Trovo due commenti significativi e opposti. Il primo, di un onorevole diessino, mi sembra partorito da un folle invasato, che ha perso il contatto con la realtà e con la decenza: "Quello verso Santoro è un attacco pretestuoso nei confronti di un giornalista colpevole di fare semplicemente il proprio dovere. Continua l'intollerabile anomalia di una destra che impedisce lo sviluppo dell'azienda Rai". Dire che Santoro ha fatto il proprio dovere, significa avere un'idea quanto meno distorta della professione e della moralità di un giornalista; avere impedito il diritto di replica ad un libero cittadino è un comportamento da paese totalitario. E ammesso e non concesso che tutto ciò serva allo sviluppo dell'azienda televisiva di stato, dobbiamo accettare una prevaricazione bella e buona solo per questo?

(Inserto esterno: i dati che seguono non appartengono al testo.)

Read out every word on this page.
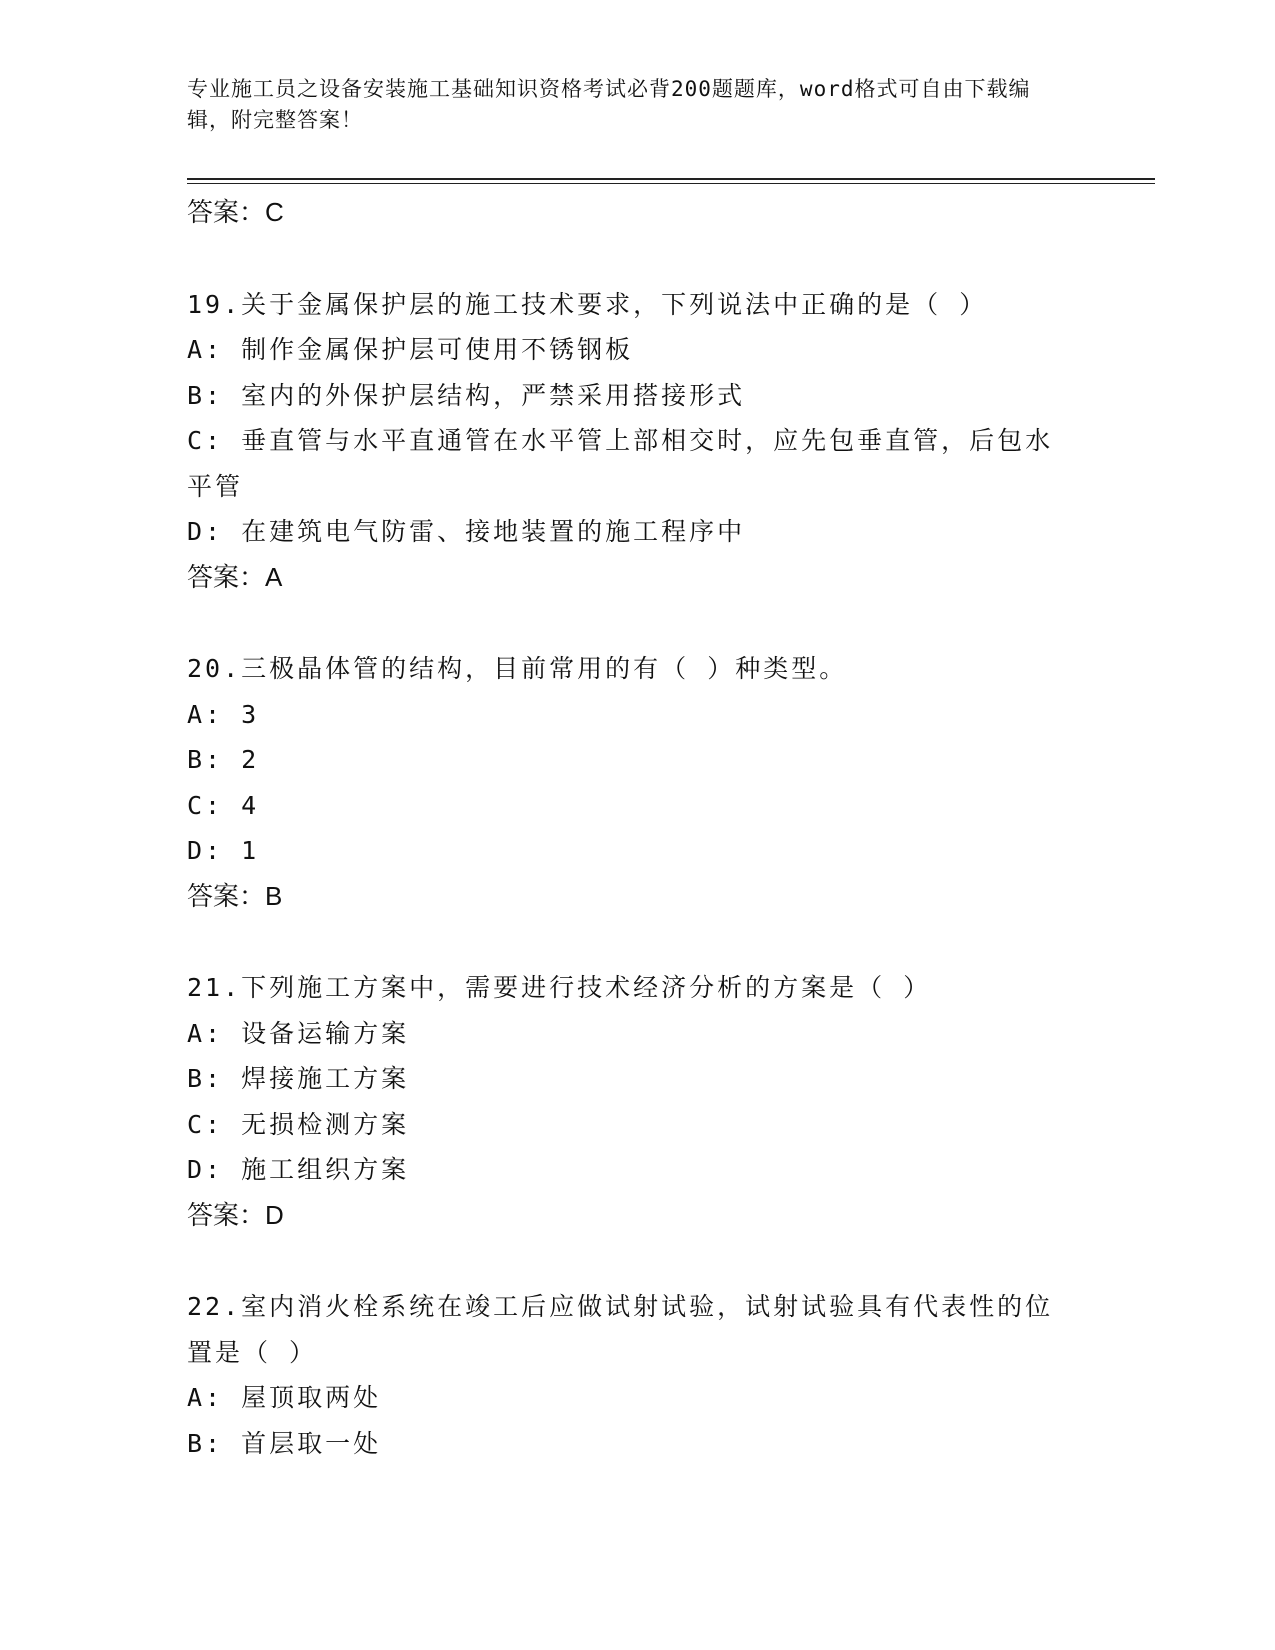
专业施工员之设备安装施工基础知识资格考试必背200题题库，word格式可自由下载编辑，附完整答案！
答案：C
19.关于金属保护层的施工技术要求，下列说法中正确的是（ ）
A: 制作金属保护层可使用不锈钢板
B: 室内的外保护层结构，严禁采用搭接形式
C: 垂直管与水平直通管在水平管上部相交时，应先包垂直管，后包水
平管
D: 在建筑电气防雷、接地装置的施工程序中
答案：A
20.三极晶体管的结构，目前常用的有（ ）种类型。
A: 3
B: 2
C: 4
D: 1
答案：B
21.下列施工方案中，需要进行技术经济分析的方案是（ ）
A: 设备运输方案
B: 焊接施工方案
C: 无损检测方案
D: 施工组织方案
答案：D
22.室内消火栓系统在竣工后应做试射试验，试射试验具有代表性的位
置是（ ）
A: 屋顶取两处
B: 首层取一处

E adesso il secondo commento, di un deputato di Forza Italia, che esprime perfettamente quello che penso anch'io: "Il diniego di Santoro è un fatto gravissimo che dimostra per l'ennesima volta l'emergenza democratica che sta vivendo l'Italia sul piano della libertà d'informazione".

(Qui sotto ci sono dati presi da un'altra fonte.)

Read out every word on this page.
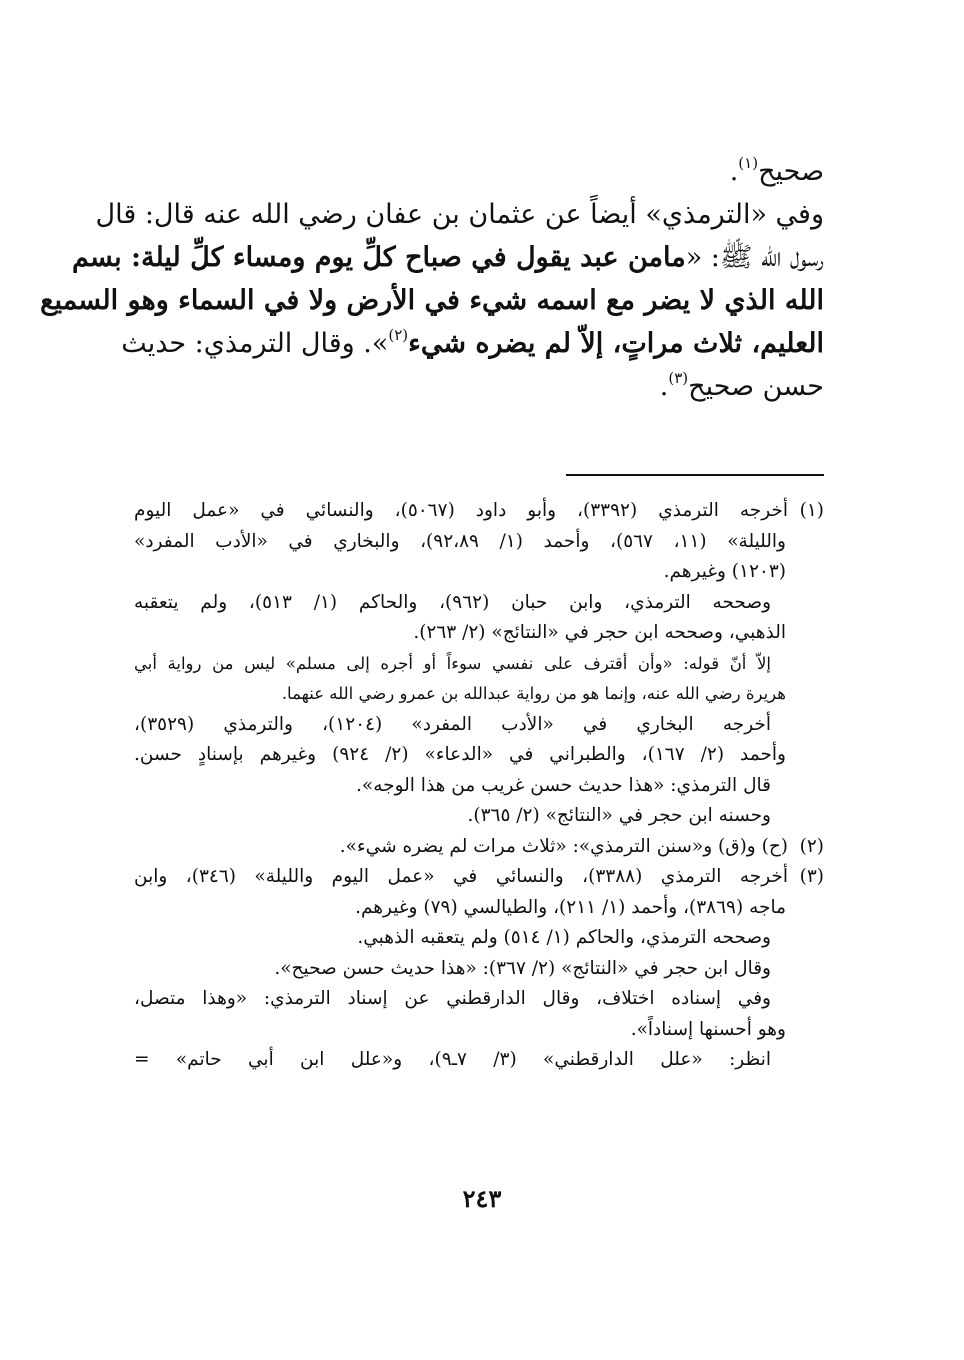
صحيح$^{(١)}$.
وفي «الترمذي» أيضاً عن عثمان بن عفان رضي الله عنه قال: قال
رسول الله ﷺ: «مامن عبد يقول في صباح كلِّ يوم ومساء كلِّ ليلة: بسم
الله الذي لا يضر مع اسمه شيء في الأرض ولا في السماء وهو السميع
العليم، ثلاث مراتٍ، إلاّ لم يضره شيء$^{(٢)}$». وقال الترمذي: حديث
حسن صحيح$^{(٣)}$.
(١)أخرجه الترمذي (٣٣٩٢)، وأبو داود (٥٠٦٧)، والنسائي في «عمل اليوم
والليلة» (١١، ٥٦٧)، وأحمد (١/ ٩٢،٨٩)، والبخاري في «الأدب المفرد»
(١٢٠٣) وغيرهم.
وصححه الترمذي، وابن حبان (٩٦٢)، والحاكم (١/ ٥١٣)، ولم يتعقبه
الذهبي، وصححه ابن حجر في «النتائج» (٢/ ٢٦٣).
إلاّ أنّ قوله: «وأن أقترف على نفسي سوءاً أو أجره إلى مسلم» ليس من رواية أبي
هريرة رضي الله عنه، وإنما هو من رواية عبدالله بن عمرو رضي الله عنهما.
أخرجه البخاري في «الأدب المفرد» (١٢٠٤)، والترمذي (٣٥٢٩)،
وأحمد (٢/ ١٦٧)، والطبراني في «الدعاء» (٢/ ٩٢٤) وغيرهم بإسنادٍ حسن.
قال الترمذي: «هذا حديث حسن غريب من هذا الوجه».
وحسنه ابن حجر في «النتائج» (٢/ ٣٦٥).
(٢)(ح) و(ق) و«سنن الترمذي»: «ثلاث مرات لم يضره شيء».
(٣)أخرجه الترمذي (٣٣٨٨)، والنسائي في «عمل اليوم والليلة» (٣٤٦)، وابن
ماجه (٣٨٦٩)، وأحمد (١/ ٢١١)، والطيالسي (٧٩) وغيرهم.
وصححه الترمذي، والحاكم (١/ ٥١٤) ولم يتعقبه الذهبي.
وقال ابن حجر في «النتائج» (٢/ ٣٦٧): «هذا حديث حسن صحيح».
وفي إسناده اختلاف، وقال الدارقطني عن إسناد الترمذي: «وهذا متصل،
وهو أحسنها إسناداً».
انظر: «علل الدارقطني» (٣/ ٧ـ٩)، و«علل ابن أبي حاتم» =
٢٤٣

Vorrei che si capisse che qui non si tratta di Berlusconi e dei suoi interessi, delle sue aziende, dei suoi processi. E' in gioco qualcosa che riguarda noi tutti. Tutti ci potremmo trovare nella stessa situazione. Tutti potremmo essere messi alla gogna mediatica da dei padreterni che si ritengono liberi di utilizzare il mezzo televisivo per le loro scorribande.  Santoro si è giustificato dicendo che il suo programma non prevedeva telefonate in diretta e che il diritto d'intervento era stato già negato al Capitano Ultimo e ad Agazio Loiero. Appunto, non si tratta solo di Berlusconi, ma di chiunque altro: nella TV dittatura di Santoro vigono solo le regole del dittatore. Niente telefonate, niente replica, nessuna possibilità di difendersi.

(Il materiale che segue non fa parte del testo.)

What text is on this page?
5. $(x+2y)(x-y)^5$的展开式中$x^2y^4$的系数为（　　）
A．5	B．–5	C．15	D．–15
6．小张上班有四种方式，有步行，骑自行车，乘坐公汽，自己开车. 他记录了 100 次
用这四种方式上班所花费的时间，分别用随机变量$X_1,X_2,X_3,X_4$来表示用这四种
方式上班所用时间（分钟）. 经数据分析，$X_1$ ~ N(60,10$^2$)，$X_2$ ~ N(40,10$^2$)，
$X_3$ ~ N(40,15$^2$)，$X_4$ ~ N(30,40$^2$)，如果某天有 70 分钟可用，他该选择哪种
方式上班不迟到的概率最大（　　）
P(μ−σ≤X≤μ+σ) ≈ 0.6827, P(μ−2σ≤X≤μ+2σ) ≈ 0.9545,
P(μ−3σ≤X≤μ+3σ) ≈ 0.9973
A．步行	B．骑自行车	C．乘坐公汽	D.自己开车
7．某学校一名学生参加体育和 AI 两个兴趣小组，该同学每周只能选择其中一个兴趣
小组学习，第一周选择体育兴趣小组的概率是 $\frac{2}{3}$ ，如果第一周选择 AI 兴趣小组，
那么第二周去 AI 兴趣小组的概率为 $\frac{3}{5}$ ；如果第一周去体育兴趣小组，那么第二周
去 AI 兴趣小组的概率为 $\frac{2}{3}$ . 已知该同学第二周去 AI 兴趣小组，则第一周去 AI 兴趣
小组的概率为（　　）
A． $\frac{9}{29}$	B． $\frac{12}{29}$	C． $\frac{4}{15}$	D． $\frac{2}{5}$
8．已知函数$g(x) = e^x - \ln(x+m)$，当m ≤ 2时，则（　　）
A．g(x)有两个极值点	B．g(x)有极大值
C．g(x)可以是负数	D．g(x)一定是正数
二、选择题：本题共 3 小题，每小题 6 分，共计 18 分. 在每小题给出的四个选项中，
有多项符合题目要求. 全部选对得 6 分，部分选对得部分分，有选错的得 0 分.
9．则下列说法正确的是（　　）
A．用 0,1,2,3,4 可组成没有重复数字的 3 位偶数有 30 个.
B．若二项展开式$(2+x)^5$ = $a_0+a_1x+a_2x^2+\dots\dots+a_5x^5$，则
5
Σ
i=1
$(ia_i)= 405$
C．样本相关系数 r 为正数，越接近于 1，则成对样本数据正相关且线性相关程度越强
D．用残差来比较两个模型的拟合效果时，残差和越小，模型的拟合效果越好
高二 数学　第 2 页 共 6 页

Diciamoci la verità: quando l'hanno spedito in esilio (tra l'altro un esilio dorato e ben remunerato al Parlamento europeo) abbiamo veramente tirato un respiro di sollievo, proprio come quando un dittatore viene tolto di mezzo. La TV dittatura di Santoro non ci piace, non ci piace la sua faziosità, non ci piace la sua supponenza, non ci piace la sua violenza.

Ha ragione Ferrara: lo sbaglio più grande l'ha fatto proprio Berlusconi, che, epurandolo, ha fatto di Santoro un martire, quando invece era solo un gretto e piccolo ideologo.

La sinistra farebbe bene a non difenderlo, sempre e a spada tratta, ma a lasciarlo a se stesso, al suo furore disperato. Farebbe bene a prendere le distanze. Per non alimentare il timore, che c'è e giustificatissimo, di una deriva antidemocratica dietro l'angolo.